アーセナルで出場機会のない日々
宮市は出番のなかった悔しさを押し殺しつつ、終始、笑顔ですがすがしいメディア対応をしていた。この明るく前向きな姿勢があれば、ザックジャパン定着も近いだろうと周囲も確信していたはずだ。
実際、指揮官も6月の最終予選3連戦に彼を帯同させ、チームになじませようとしていた。だからこそ、宮市にはイングランドでのコンスタントな活躍が必要だった。

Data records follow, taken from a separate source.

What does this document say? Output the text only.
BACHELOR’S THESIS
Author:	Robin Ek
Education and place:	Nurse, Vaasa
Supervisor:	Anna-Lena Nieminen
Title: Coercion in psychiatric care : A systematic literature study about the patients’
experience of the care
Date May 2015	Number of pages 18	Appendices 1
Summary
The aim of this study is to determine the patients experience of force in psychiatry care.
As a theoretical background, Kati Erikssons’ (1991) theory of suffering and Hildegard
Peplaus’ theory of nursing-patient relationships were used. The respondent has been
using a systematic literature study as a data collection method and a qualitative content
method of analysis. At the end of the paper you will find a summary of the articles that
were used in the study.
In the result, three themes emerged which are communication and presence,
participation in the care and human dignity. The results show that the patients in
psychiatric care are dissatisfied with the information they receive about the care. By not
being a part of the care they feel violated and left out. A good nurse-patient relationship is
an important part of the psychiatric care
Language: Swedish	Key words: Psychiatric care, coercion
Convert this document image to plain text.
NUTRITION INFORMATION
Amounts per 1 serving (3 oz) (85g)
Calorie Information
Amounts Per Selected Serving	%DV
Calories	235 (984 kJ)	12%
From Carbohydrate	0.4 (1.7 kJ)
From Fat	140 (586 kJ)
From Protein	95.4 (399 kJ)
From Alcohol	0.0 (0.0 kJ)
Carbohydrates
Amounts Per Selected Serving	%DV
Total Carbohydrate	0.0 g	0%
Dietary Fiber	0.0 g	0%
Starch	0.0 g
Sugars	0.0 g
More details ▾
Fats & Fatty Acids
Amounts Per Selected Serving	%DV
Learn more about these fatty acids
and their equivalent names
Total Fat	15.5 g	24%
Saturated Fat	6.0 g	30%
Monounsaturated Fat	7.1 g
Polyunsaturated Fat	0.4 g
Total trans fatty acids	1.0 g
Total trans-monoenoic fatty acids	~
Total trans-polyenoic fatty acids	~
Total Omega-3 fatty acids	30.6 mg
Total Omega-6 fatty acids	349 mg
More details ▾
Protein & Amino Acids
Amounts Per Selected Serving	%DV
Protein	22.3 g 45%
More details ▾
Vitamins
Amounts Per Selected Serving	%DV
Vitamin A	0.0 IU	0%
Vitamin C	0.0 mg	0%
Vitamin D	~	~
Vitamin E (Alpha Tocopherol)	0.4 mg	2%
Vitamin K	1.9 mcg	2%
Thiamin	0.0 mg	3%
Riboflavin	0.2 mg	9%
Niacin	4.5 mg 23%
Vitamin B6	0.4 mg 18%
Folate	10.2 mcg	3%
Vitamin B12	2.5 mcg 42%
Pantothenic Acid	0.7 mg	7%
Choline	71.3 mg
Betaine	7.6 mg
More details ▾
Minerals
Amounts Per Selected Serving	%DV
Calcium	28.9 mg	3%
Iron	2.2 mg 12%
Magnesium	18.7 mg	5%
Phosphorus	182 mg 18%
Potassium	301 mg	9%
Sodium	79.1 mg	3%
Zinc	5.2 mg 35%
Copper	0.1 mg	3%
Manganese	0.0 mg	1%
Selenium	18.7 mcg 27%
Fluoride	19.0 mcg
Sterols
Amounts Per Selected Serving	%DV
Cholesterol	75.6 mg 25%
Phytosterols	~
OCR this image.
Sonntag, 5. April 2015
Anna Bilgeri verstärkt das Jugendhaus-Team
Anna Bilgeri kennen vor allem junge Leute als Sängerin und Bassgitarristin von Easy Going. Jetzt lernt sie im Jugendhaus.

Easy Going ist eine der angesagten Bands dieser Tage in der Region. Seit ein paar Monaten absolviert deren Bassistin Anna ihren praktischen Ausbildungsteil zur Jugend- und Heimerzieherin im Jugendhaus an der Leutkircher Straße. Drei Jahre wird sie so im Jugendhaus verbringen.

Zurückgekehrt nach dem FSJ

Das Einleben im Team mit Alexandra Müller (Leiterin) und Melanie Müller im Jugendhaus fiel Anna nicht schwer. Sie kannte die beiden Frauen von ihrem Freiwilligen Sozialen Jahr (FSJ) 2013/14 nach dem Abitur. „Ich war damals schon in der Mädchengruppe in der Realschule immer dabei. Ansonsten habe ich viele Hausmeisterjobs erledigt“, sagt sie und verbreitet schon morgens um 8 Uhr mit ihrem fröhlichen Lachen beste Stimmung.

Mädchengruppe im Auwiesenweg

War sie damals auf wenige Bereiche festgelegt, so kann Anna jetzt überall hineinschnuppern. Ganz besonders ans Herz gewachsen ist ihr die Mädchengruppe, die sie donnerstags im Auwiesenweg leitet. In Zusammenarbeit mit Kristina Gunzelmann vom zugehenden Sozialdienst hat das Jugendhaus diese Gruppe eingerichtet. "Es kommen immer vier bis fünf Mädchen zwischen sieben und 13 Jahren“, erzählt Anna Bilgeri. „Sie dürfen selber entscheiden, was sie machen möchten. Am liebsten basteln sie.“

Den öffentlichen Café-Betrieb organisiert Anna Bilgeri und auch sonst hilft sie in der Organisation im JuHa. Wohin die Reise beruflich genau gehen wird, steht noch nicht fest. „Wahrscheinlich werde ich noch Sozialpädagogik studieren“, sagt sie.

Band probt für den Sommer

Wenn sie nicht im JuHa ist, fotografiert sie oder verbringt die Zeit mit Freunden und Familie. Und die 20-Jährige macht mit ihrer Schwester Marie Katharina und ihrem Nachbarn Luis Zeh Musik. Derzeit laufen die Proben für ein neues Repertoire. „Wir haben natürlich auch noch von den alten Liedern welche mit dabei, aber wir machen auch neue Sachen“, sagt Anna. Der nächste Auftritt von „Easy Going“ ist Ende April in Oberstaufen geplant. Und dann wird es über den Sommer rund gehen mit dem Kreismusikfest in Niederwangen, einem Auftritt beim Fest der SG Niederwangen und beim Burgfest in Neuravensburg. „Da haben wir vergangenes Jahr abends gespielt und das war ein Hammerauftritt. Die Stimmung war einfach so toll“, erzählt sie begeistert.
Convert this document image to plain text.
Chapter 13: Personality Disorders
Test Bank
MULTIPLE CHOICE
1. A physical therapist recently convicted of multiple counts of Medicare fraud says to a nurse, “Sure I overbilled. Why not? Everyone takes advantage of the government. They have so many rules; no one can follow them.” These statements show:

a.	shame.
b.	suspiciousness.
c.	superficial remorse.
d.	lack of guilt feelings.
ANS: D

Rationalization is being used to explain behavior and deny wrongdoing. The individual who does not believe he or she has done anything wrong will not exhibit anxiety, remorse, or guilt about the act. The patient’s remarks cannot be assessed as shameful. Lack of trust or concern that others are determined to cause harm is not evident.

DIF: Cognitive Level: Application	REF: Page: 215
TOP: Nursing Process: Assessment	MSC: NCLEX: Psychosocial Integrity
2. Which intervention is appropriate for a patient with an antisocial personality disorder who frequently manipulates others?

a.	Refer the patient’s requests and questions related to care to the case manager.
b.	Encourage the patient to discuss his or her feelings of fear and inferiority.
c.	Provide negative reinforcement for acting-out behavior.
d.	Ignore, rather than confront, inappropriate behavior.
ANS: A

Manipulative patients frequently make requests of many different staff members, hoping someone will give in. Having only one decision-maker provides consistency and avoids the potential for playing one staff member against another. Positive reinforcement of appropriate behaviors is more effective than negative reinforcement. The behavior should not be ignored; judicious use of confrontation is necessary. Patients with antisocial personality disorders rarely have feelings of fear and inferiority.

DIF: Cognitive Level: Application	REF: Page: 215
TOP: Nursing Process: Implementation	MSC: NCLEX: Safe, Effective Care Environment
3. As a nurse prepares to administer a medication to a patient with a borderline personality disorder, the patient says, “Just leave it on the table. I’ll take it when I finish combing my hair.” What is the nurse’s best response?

けれども、2012年8月にウィガンへ3度目のレンタル移籍をした後に再びケガで長期離脱を強いられ、貴重なチャンスを逃した。2013年夏にアーセナルに戻ってからも出場機会に恵まれていない。
ブラジルW杯の隠し玉になるかもしれなかった「未完の大器」は果たしていつ表舞台に再び戻ってくるのか。期待しているファンも多いが、厳しい状況にあると言わざるを得ない。
プレミアリーグで首位争いを続けるアーセナルのポジション争いは激しい。ケガ人が続出した時期も出場機会が巡ってこなかったことを考えると、今後劇的に彼の立場が変わるとは考えにくい。
冬にレンタル移籍を選択しても良かったが、彼はチームに残留した。ゼロとは言えないが、ブラジル行きの可能性はかなり低くなったと言える。
だが、宮市には4年後も十分にチャンスはある。1992年生まれ、21歳の彼にはそれでも遅咲きではないのだ。